Grant Tao

The computing power of the Vivante's GC2000 GPU in i.mx6q (more)

Discussion created by Grant Tao on Mar 21, 2013
Latest reply on Mar 27, 2013 by Grant Tao

Here is the real power of Vivante's GC2000 GPU in i.MX6 Q
4 Computing power tests
The matrix multiplication algorithm was used to test it power. For comparison, a Lenovo Thinkpad x200 was used, it has 64-bit Ubuntu 12.04 and Intel OpenCL driver installed, 4G memory, Core 2 Duo CPU P8600 @ 2.40GHz × 2.

4.1 Theoretical Power
Let's first figure out how fast the GC2000 can compute theoretically.
GC2000 has four compute units, each unit can handle four float MAD (multiply and add) operation, if every unit of GC2000 can make a MAD operation in every clock cycle, and the GPU's maximum frequency is 500MHZ, so GC2000 would have a computing power : 0.5*4*4*2 = 16GFLOPS.
We first make a kernel program with no meaningful operations, just computation
between registers of GPU. Here is one:
"__kernel void vadd (__global const float4 *a, __global const float4 *b, __global float4 *c){ \n",
" int gid = get_global_id(0); \n",
" int i; \n",
" float4 dd1, dd2, dd3, dd4, dd5; \n",
" for(i=0; i<900000; i++) { \n",
"dd3 += dd2*dd5; \n",
"dd2 += dd1*dd4; \n",
"dd4 += dd3*dd1; \n",
"dd1 += dd3*dd2; \n",
"dd3 += dd2*dd5; \n",
"dd2 += dd1*dd4; \n",
"dd4 += dd3*dd1; \n",
"dd1 += dd3*dd2; \n",
The result is 13.8GFLOPS, that is a rather reasonable figure.

4.2 Real power
We used the GPU to compute the multiplication of two 1000x1000 matrix. The total computation load is 2*1000^3=2GFLOPS.
Here is the kernel program:
"__kernel void mmul(const int Ndim, const int Pdim, const int Mdim, __global float4 *A, __global float4 *B, __global float *C) { \n",

"int k, kk, m1, m2; \n",
"int i = get_global_id(0); \n",
"int j = get_global_id(1); \n",
"float4 tmp=0.0; \n",
"m1 = i*(Pdim/8); m2=j*(Pdim/8); \n",
"for(k=0; k<(Pdim/8); k++, m1++, m2++) \n",
"tmp += Atmp1[kk] * tmp2[kk];\n",
"C[i*Mdim+j] = tmp.x+tmp.y+tmp.z+tmp.w; \n",
The program used 3.3 seconds, that is about 600MFLOPS, or 0.6GFLOPS.
For comparison, the same program ran on the X200 laptop with Intel's OpenCL driver,  the result is quite surprising: 2.9GFLOPS.

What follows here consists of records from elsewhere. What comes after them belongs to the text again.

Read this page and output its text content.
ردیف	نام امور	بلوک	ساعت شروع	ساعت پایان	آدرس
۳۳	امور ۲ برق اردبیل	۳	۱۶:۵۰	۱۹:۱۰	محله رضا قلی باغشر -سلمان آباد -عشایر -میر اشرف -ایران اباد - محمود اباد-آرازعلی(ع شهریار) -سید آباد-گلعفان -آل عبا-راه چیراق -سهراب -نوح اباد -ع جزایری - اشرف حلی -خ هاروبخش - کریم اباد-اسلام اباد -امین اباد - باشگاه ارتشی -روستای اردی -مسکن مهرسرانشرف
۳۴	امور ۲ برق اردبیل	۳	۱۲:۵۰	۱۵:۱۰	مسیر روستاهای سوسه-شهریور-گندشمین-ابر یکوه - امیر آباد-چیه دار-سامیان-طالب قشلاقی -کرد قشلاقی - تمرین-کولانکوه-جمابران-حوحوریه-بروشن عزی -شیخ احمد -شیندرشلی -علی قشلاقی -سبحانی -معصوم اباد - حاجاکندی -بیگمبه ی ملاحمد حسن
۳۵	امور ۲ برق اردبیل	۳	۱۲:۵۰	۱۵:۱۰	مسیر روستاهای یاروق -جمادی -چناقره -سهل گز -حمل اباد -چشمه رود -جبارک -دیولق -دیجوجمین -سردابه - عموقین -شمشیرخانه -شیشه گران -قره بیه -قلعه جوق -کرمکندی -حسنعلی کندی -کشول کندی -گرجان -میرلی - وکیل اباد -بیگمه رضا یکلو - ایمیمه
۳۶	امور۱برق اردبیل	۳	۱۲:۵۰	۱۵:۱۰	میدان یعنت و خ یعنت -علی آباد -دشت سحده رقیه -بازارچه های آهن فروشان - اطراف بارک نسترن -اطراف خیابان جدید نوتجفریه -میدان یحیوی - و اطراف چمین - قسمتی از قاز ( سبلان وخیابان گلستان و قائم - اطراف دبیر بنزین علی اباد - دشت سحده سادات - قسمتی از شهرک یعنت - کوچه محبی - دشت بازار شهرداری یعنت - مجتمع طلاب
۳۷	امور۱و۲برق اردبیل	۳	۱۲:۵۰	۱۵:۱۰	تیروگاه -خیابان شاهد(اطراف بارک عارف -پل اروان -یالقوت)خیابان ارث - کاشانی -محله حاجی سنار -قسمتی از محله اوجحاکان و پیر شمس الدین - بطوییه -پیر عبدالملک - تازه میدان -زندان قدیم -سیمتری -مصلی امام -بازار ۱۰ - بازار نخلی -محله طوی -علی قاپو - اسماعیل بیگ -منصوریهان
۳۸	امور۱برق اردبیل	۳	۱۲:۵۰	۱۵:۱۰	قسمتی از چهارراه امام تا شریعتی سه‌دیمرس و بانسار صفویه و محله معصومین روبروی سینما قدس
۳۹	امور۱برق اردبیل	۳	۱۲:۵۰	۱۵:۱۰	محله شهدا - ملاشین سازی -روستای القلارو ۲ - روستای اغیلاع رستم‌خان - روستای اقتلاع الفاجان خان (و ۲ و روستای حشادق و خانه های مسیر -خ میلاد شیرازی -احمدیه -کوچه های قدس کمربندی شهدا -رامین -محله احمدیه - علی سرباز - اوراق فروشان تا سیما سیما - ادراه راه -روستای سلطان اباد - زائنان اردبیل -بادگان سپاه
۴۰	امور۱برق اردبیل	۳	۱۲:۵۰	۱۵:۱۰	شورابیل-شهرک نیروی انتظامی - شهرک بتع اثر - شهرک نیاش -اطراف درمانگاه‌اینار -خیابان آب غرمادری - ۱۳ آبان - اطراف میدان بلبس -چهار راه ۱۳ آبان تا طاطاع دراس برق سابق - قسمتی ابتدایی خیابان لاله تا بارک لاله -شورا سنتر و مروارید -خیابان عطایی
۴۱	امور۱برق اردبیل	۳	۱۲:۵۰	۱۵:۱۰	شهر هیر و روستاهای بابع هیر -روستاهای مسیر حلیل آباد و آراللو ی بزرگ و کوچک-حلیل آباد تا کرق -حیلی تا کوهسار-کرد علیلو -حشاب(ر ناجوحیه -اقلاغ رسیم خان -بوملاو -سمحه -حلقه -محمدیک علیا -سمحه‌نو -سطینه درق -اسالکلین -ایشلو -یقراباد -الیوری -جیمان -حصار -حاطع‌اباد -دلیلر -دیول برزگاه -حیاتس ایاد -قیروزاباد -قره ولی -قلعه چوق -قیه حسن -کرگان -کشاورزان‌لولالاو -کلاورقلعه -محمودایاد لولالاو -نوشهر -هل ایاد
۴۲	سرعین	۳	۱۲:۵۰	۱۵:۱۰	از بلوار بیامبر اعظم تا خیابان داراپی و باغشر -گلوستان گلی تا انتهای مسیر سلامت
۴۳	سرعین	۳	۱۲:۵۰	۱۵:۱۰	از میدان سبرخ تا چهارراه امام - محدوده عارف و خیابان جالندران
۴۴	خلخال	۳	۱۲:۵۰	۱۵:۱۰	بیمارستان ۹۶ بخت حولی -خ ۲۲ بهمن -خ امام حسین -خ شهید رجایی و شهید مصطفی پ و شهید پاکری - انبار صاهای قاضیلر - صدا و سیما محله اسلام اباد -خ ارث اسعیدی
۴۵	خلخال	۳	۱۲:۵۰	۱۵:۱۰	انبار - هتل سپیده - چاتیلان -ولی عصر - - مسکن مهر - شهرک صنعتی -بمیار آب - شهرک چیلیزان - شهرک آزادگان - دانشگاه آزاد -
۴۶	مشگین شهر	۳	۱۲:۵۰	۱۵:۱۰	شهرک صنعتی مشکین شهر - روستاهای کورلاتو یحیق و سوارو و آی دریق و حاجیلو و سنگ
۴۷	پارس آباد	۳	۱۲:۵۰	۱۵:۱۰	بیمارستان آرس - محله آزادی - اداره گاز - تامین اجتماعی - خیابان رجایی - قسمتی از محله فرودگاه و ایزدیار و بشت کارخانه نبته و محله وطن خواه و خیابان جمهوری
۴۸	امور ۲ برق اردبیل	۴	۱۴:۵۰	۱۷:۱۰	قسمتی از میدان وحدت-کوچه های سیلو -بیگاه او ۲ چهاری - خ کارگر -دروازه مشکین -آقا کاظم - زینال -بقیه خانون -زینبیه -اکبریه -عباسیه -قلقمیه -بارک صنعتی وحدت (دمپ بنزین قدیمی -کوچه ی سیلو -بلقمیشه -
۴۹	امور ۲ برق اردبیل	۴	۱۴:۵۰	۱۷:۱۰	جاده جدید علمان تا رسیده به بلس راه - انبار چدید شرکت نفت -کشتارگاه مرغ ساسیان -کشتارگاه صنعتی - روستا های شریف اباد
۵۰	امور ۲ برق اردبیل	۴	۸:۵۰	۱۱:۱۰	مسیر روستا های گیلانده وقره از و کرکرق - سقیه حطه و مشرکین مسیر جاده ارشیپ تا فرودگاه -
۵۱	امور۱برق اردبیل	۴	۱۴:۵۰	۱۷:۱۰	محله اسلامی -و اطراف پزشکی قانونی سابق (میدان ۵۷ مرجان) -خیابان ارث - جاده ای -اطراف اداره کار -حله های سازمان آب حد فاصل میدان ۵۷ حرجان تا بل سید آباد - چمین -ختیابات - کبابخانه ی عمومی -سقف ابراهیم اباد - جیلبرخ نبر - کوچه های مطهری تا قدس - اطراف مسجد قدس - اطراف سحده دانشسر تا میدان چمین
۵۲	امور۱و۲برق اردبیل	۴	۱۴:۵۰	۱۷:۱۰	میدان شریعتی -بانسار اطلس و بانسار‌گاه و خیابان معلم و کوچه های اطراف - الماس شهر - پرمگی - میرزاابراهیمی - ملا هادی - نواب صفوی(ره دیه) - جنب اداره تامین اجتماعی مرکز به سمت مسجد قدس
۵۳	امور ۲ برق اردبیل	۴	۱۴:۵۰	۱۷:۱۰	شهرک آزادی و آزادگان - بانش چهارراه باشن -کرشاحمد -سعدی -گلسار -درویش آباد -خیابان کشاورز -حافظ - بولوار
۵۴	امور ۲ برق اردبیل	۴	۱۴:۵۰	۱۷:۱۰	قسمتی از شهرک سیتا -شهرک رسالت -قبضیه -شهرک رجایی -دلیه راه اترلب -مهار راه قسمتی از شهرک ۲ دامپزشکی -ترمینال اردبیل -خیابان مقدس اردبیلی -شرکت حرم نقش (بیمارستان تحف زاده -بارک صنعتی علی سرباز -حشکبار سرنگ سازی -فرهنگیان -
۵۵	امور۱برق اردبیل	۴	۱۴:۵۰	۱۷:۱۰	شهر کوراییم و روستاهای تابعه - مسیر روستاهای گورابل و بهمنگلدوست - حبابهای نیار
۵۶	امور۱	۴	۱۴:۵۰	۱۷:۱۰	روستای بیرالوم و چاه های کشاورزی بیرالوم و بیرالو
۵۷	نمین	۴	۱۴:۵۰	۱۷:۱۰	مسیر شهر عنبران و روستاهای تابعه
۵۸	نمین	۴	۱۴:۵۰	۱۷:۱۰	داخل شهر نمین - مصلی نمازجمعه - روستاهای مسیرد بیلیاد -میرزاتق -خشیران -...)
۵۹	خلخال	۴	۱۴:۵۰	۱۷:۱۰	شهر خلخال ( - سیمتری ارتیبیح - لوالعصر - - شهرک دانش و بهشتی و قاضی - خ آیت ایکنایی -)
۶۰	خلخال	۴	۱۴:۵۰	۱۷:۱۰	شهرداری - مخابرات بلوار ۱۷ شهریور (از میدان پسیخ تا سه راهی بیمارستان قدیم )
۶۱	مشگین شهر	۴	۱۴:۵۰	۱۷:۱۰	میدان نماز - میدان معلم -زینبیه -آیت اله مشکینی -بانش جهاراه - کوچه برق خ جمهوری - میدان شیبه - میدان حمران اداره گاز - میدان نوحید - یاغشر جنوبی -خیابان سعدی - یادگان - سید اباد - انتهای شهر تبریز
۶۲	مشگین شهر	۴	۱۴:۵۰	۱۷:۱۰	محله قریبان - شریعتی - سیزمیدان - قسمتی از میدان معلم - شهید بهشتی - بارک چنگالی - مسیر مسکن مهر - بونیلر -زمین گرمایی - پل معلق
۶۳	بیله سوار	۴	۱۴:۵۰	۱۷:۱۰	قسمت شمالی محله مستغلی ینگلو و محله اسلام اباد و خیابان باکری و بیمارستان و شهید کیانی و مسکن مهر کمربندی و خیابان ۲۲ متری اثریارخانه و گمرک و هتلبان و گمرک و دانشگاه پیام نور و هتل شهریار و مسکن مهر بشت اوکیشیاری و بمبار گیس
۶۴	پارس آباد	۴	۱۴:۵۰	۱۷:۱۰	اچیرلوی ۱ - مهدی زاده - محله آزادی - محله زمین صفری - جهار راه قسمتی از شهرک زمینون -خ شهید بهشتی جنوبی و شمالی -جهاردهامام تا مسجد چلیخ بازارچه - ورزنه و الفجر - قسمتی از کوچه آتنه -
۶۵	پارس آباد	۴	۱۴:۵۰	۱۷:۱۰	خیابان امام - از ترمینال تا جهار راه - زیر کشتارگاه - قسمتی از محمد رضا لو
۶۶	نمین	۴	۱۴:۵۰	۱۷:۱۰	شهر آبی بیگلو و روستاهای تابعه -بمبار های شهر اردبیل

Let's figure out the reason for the difference:
First, The Cuo 2 P8600 has two CPU cores, the working frequency is 2.4G, each core has a SSE 128bit floating point processor, it can be regarded as one shader, so P8600 has two shaders working at 2.4G, GC2000 has 4 shaders working at 0.5G, the ratio of computing ability shall be 2*2.4 : 4*0.5 = 2.4 : 1.
Secondly, P8600 has 3M L2 cache, and for GC2000, as stated above, the OpenCL can only  use 1k local memory and 64byte memory cache.
And further, the memory bandwidth greatly influenced the result. Intel's P8600 memory bandwith is 800Mhz 64bit, that is 6.4G. According to I.MX6's datasheet, the double 64bit AXI can run at maximum speed of 264Mhz, the bandwith is about 2.1G. As GC2000 almost has no cache, one GLOPS needs at least one new float number, that is 4 bytes, for a 2.1G bus, the maximum throughput is 500M float numbers, cache can make things a little better, so the test result 600MGLOPS is a very reasonable figure for GC2000.

600MFLOS is not a very bad result. Half of it is enough to drive a 720p display. So, there is plenty of room for general computing.

As you see, the bottleneck of GPU computing is the system bus bandwidth and cache size of the GPU. I do not know why Vivante designed such a small cache for OpenCL. Maybe it is the driver's configuration, or the hardware's limitation. That tremendously limited the power of gc2000.
I hope the engineers of Vivante could make some optimization for their driver and future GPU design, so that their GPU could be better used for general computing.

The test platform is a i.MX6Q TV stick Hi802 with Ubuntu 11.10 linaro and  vivance opencl driver , the test platform for Lenovo X200 Laptop is Ubuntu 12.04 with Intel OpenCL driver.